= Elijah ben Joseph Habillo =

15th-century Spanish Jewish philosopher and translator

Elijah ben Joseph Ḥabillo (אליהו בן יוסף חביליו), (Note: Also transliterated as Xabillo and Chabillo.) also known as Maestro Manoel, was a Spanish Jewish philosopher and translator active in Monzón, Aragon, in the second half of the fifteenth century.

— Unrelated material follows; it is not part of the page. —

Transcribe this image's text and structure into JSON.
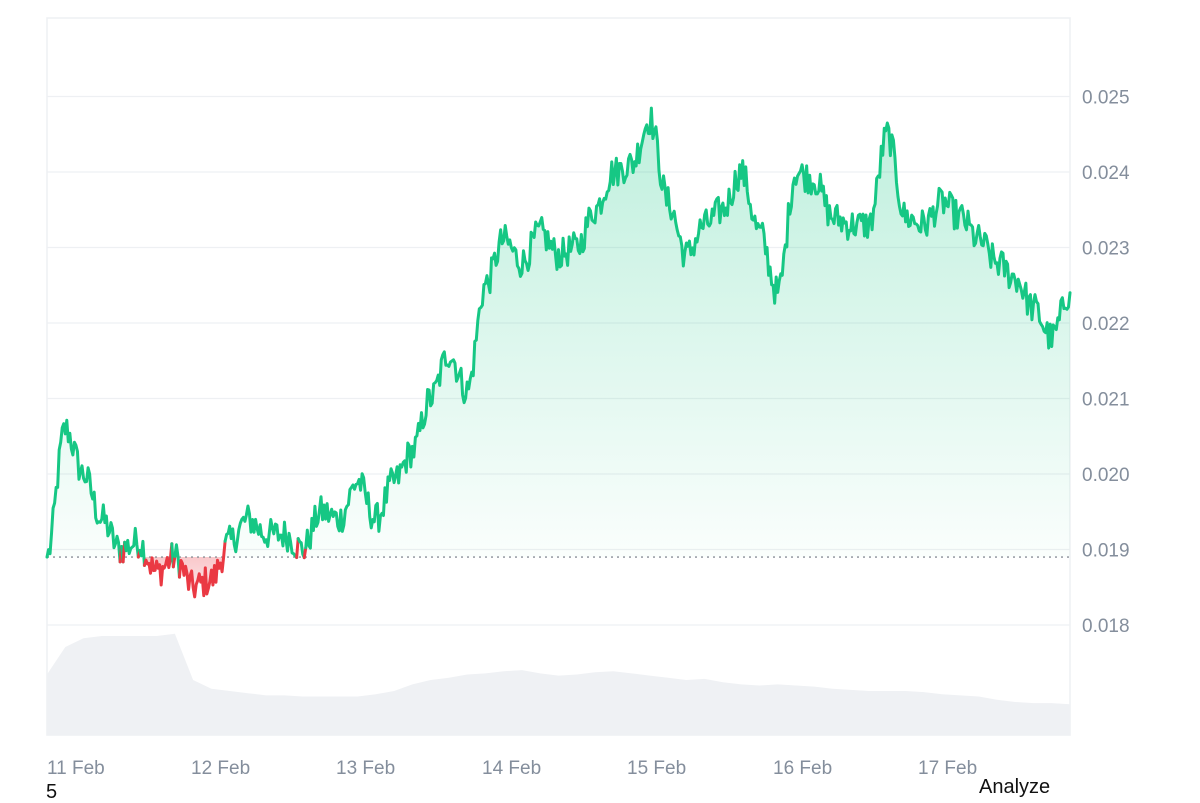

Ḥabillo studied Latin with the purpose of translating into Hebrew works of Christian scholastic philosophers, particularly writings on psychology.

==Translations==
Ḥabillo translated and adapted several works of Thomas Aquinas:

- Quaestiones Disputatae, Quaestio de Anima
- De Animae Facultatibus (Maʿamar be-Koḥot ha-Nefesh)
- De Universalibus
- Sheʾelot Maʿamar be-Nimtsa u-ve-Mahut, questions on Aquinas' treatise concerning being and quality

Ḥabillo also translated William of Ockham's Summa Totius Logices (with an added appendix) and Quaestiones Philosophicae, as well as Aristotle's De Causa, which contains thirty-two premises with explanations. According to Jellinek and Steinschneider, he was also responsible for an anonymous Hebrew translation of Vincent of Beauvais' De Universalibus, under the title Maʿamar Nikbad bi-Kelal.